The market’s case of bad breadth is getting better—but it’s still a megacap world until proven otherwise.
It’s been quite a turnaround for the stocks down the market-cap spectrum. The equal-weighted
S&P 500
is up 6% in the past three weeks, outperforming the market capitalization-weighted version of the index by some three percentage points. That has extended its 2023 gain to nearly 8%—which is still only half the regular S&P 500’s year-to-date rise.
That’s a big change from much of the first half of the year, when regional banking turmoil, the artificial-intelligence investing frenzy, and the angst over contentious debt-ceiling negotiations in Washington pushed investors into a narrow group of megacap technology companies—and basically nothing else. The seven largest U.S. stocks, including
Apple
(ticker: AAPL) and
Nvidia
(NVDA), have trounced the market in 2023, adding hundreds of billions of dollars of value and propelling the S&P 500 higher, even as the average stock in the index hardly budged.

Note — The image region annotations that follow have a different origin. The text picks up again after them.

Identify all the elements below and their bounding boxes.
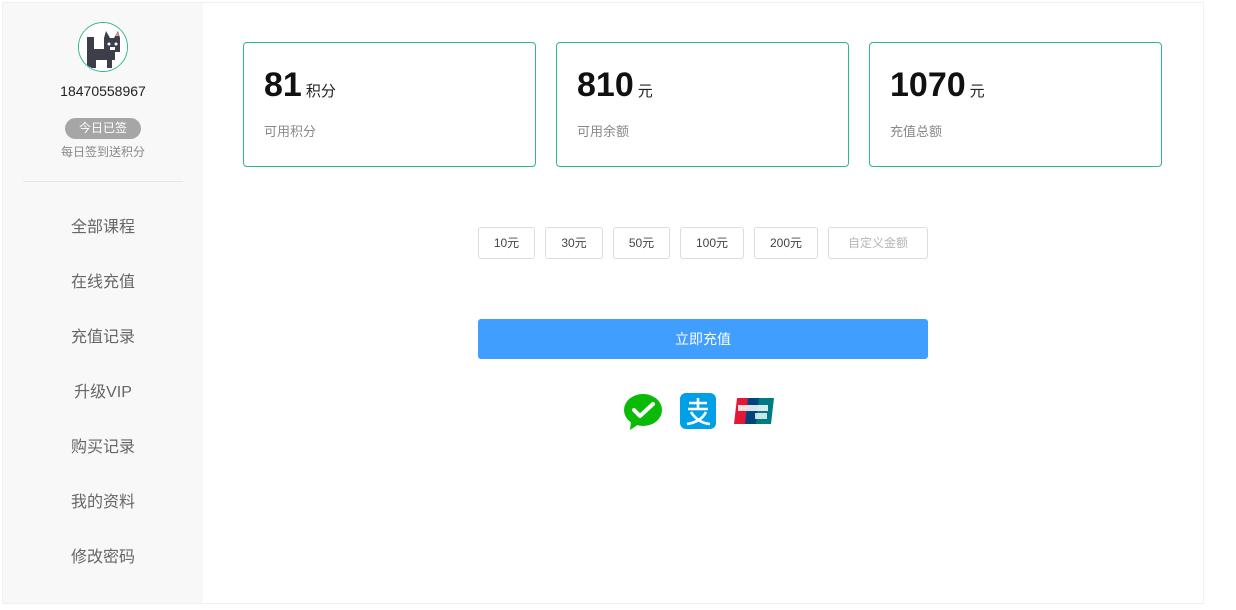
balance-value: 810 xyxy=(577,66,634,104)
amount-option-100[interactable]: 100元 xyxy=(680,227,744,259)
sidebar-nav: 全部课程 在线充值 充值记录 升级VIP 购买记录 我的资料 修改密码 xyxy=(3,200,203,585)
sidebar-divider xyxy=(23,181,183,182)
sidebar-item-recharge-records[interactable]: 充值记录 xyxy=(3,310,203,365)
sidebar: 18470558967 今日已签 每日签到送积分 全部课程 在线充值 充值记录 … xyxy=(3,3,203,603)
sign-tip: 每日签到送积分 xyxy=(60,145,145,159)
sidebar-item-purchase-records[interactable]: 购买记录 xyxy=(3,420,203,475)
balance-card: 810 元 可用余额 xyxy=(556,42,849,167)
user-phone: 18470558967 xyxy=(60,83,146,99)
wechat-pay-icon[interactable] xyxy=(623,392,663,437)
total-recharge-value: 1070 xyxy=(890,66,966,104)
alipay-icon[interactable] xyxy=(680,393,716,434)
total-recharge-label: 充值总额 xyxy=(890,124,943,139)
sidebar-item-all-courses[interactable]: 全部课程 xyxy=(3,200,203,255)
cat-avatar-icon xyxy=(79,23,127,71)
sign-status-badge[interactable]: 今日已签 xyxy=(65,118,141,139)
balance-unit: 元 xyxy=(637,83,653,100)
amount-option-30[interactable]: 30元 xyxy=(545,227,603,259)
unionpay-icon[interactable] xyxy=(733,397,775,430)
avatar[interactable] xyxy=(78,22,128,72)
amount-option-50[interactable]: 50元 xyxy=(613,227,670,259)
points-card: 81 积分 可用积分 xyxy=(243,42,536,167)
balance-label: 可用余额 xyxy=(577,124,630,139)
points-value: 81 xyxy=(264,66,302,104)
total-recharge-card: 1070 元 充值总额 xyxy=(869,42,1162,167)
sidebar-item-change-password[interactable]: 修改密码 xyxy=(3,530,203,585)
custom-amount-input[interactable]: 自定义金额 xyxy=(828,227,928,259)
recharge-now-button[interactable]: 立即充值 xyxy=(478,319,928,359)
amount-option-200[interactable]: 200元 xyxy=(754,227,818,259)
total-recharge-unit: 元 xyxy=(969,83,985,100)
sidebar-item-my-profile[interactable]: 我的资料 xyxy=(3,475,203,530)
amount-option-10[interactable]: 10元 xyxy=(478,227,535,259)
points-unit: 积分 xyxy=(305,83,336,100)
sidebar-item-upgrade-vip[interactable]: 升级VIP xyxy=(3,365,203,420)
sidebar-item-online-recharge[interactable]: 在线充值 xyxy=(3,255,203,310)
points-label: 可用积分 xyxy=(264,124,317,139)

A market driven by just a handful of stocks can only go on for so long. But there’s also a shift in sentiment behind the improving performance of a broader group of stocks. Recent data on the U.S. economy has come in strong. That’s good news for smaller companies, which are perceived to be more sensitive to the vagaries of the domestic economy. Banks make up a bigger portion of the small-cap
S&P 600 index
than the large-cap S&P 500, and much of the pressure on the sector seems to have abated.
“As the regional banking crisis fades, the better-than-expected economic news is once again becoming a tailwind for small-caps,” writes Ed Clissold, chief U.S. strategist at Ned Davis Research. He notes that the S&P 600’s earnings yield—the inverse of the index’s price/earnings ratio—is near a record low versus the S&P 500’s.
The rally has even reached what is possibly the riskiest, most sentiment-driven area of the market: meme stocks. These tend to be companies with low-quality fundamentals and often with high short interest in their stocks.
Carvana
(CVNA) is up 29% in a week, while
Coinbase Global
(COIN) has soared 33%. The
Roundhill MEME
exchange-traded fund (MEME) has added 13%. That compares with a less-than-1% gain for the
Consumer Staples Select Sector SPDR
ETF (XLP), which includes staid names like
Procter & Gamble
(PG),
PepsiCo
(PEP), and
Costco Wholesale
(COST).
Past periods of such dramatic outperformance by meme stocks over boring old consumer staples have been followed by near-term declines in the S&P 500, according to Jonathan Krinsky, chief market technician at BTIG.
“It’s a double-edged sword when we start seeing some of the lower-quality names rally,” Krinsky writes. “Obviously, it’s encouraging to see breadth broaden out…. When we see a surge of this magnitude, however, especially relative to a defensive group like consumer staples, it often indicates a chase for what hasn’t moved and can move the most, and this often is the tail end of the move.”
It wouldn’t take much for market breadth to narrow again. The economy could stumble—finally—or inflation could reaccelerate, raising the odds of additional Federal Reserve tightening. If investors start to worry more about a recession, hiding out in megacap tech stocks and other big, stable businesses would begin to look mighty attractive again. “Policy and economic risks keep the tactical rotation out of large-caps on a short leash,” Clissold writes.
It remains to be seen just how short.